Raif Badawi, il blogger che in Arabia Saudita è stato condannato a 1000 frustate e 10 anni di carcere.
Dopo la strage di Parigi, molti hanno invocato o preteso che il cosiddetto "islam moderato" si facesse avanti, battesse un colpo. Senza forse rendersi conto che, oltre un certo limite, anche quella legittima invocazione invocazione rischiava di diventare pretestuosa, forse anche ipocrita.
Perché di "islam moderati" ce ne sono almeno due. Il primo è quello della gente comune, dei musulmani che per questa o quella ragione vivono in mezzo a noi. Per quanto riguarda loro, l'islam moderato er presente e ben visibile già nella strage: dei 20 morti di Parigi, due (il poliziotto freddato in strada e il fattorino ucciso nei locali di Charlie Hebdo) erano musulmani. Integrati, pacifici, regolari. Più che moderati, quindi, come milioni di altri loro compagni di fede che incrociamo giorno per giorno. Tra l'altro: in Francia i musulmani sono l'8% della popolazione, mentre i musulmani uccisi dai terroristi di Parigi erano il 10% del totale delle vittime. Si può persino dire che l'islam moderato era sovrarappresentato nel computo dei morti.
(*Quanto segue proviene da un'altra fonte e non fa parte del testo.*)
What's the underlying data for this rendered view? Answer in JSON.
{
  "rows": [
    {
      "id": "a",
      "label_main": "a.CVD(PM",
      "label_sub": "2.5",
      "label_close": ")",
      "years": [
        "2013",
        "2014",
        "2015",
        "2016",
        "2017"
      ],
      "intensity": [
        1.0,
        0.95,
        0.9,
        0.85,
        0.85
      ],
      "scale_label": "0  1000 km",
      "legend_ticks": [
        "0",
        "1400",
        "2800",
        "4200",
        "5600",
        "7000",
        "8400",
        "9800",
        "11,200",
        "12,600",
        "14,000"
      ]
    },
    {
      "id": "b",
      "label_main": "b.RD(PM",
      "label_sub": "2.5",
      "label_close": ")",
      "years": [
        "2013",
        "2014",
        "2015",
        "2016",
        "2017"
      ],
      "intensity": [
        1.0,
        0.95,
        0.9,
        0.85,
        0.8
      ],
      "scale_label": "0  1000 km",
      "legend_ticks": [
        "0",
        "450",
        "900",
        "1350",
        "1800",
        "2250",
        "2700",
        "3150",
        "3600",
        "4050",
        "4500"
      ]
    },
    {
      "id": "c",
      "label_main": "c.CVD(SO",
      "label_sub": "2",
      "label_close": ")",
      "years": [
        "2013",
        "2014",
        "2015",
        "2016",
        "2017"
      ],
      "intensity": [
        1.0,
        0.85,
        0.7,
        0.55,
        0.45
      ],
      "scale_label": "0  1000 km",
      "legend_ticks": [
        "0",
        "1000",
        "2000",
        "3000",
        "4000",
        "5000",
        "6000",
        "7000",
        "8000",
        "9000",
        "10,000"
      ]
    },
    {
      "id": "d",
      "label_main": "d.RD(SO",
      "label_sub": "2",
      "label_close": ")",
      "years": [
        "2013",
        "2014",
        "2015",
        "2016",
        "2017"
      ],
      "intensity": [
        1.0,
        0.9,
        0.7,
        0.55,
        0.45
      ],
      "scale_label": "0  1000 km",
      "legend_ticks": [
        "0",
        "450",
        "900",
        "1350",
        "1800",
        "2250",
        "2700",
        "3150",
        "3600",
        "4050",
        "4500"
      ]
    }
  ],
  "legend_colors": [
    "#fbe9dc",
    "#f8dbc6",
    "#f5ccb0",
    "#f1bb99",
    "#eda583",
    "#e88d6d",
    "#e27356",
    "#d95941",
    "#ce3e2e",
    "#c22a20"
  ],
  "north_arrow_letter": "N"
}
Il secondo islam moderato è quello dei Governi, delle nazioni, delle cancellerie e della diplomazia. E qui siamo sicuri che i nostri Governi, le nostre cancellerie davvero lavorino per aiutare e incrementare l'islam moderato? In teoria sì, nella pratica un po' meno.
Prendiamo il caso della Libia. Nel 2011, quando il Paese era in preda alla guerra civile, furono i nostri Paesi a decidere di intervenire, e la Francia di Sarkozy si mise in prima fila. Possiamo dire che oggi in Libia governi un islam più moderato del precedente? No pare proprio. Altrettanto si può dire della Siria: come lo fu a lungo Gheddafi, anche Assad è un dittatore crudele e senza scrupoli. Ma anche qui, visto che siamo intervenuti fornendo armi e quattrini e aiuti ai ribelli, possiamo oggi dire che stia per affermarsi un regime più tollerante del suo e, soprattutto, una visione dell'islam più moderata di quella che vigeva quando il regime era forte?
Ma il caso più clamoroso è quello dell'Arabia Saudita. Il regno del petrolio ha espresso solidarietà alla Francia nelle prime ore dopo la strage. E il giorno dopo (alla lettera) i suoi boia hanno inferto le prime 50 frustate a Raif Badawi, un giovane blogger colpevole di aver animato un sito che discuteva, da un punto di vista legale, le sentenze dei tribunali locali. Badawi è stato condannato a mille (mille!) frustate, dieci anni di carcere e 225 mila euro di multa e nessuno di quelli che cercano l'islam moderato ha fatto un fiato.
Si dirà: eravmo tutti sotto shock per Parigi. Giusto. Ma l'Arabia Saudita (lo Stato che i grandi giornali italiani normalmente definiscono "Paese islamico moderato") è da decenni il principale sponsor dell'islam più radicale e del terrorismo. C'era lo zampino saudita nel regime dei talebani dell'Afghanistan (riconosciuto ufficialmente solo dai governi sauditi e pakistani), nella guerriglia dei ceceni, nei rifornimenti di armi che per un certo periodo sono arrivati ai ribelli filo-Al Qaeda della Siria, negli attentati che a lungo hanno colpito gli sciiti in Iraq. E c'è lo zampino saudita anche nelle azioni di Boko Haram in Nigeria.
Lo sanno tutti, non è un segreto. Come non è un segreto che il wahabismo, cioè la forma di islam che in Arabia Saudita è religione di Stato, è la forma meno moderata di islam oggi esistente al mondo. Ma avete mai sentito una critica? Avete mai visto una marcia? Avete sentito una tirata contro l'estremismo islamico quando l'esercito saudita ha soffocato con la violenza e nel sangue le proteste per avere maggiore democrazia dei cittadini di un altro Stato, il Bahrein?
Pensiamo anche a queste cose quando invochiamo l'islam moderato e ci chiediamo che cosa stiano facendo i musulmani moderati. Forse si stanno mettendo al riparo dalle armi che i nostri Governi hanno venduto o regalato ai regimi che di moderazione non vogliono sentir parlare.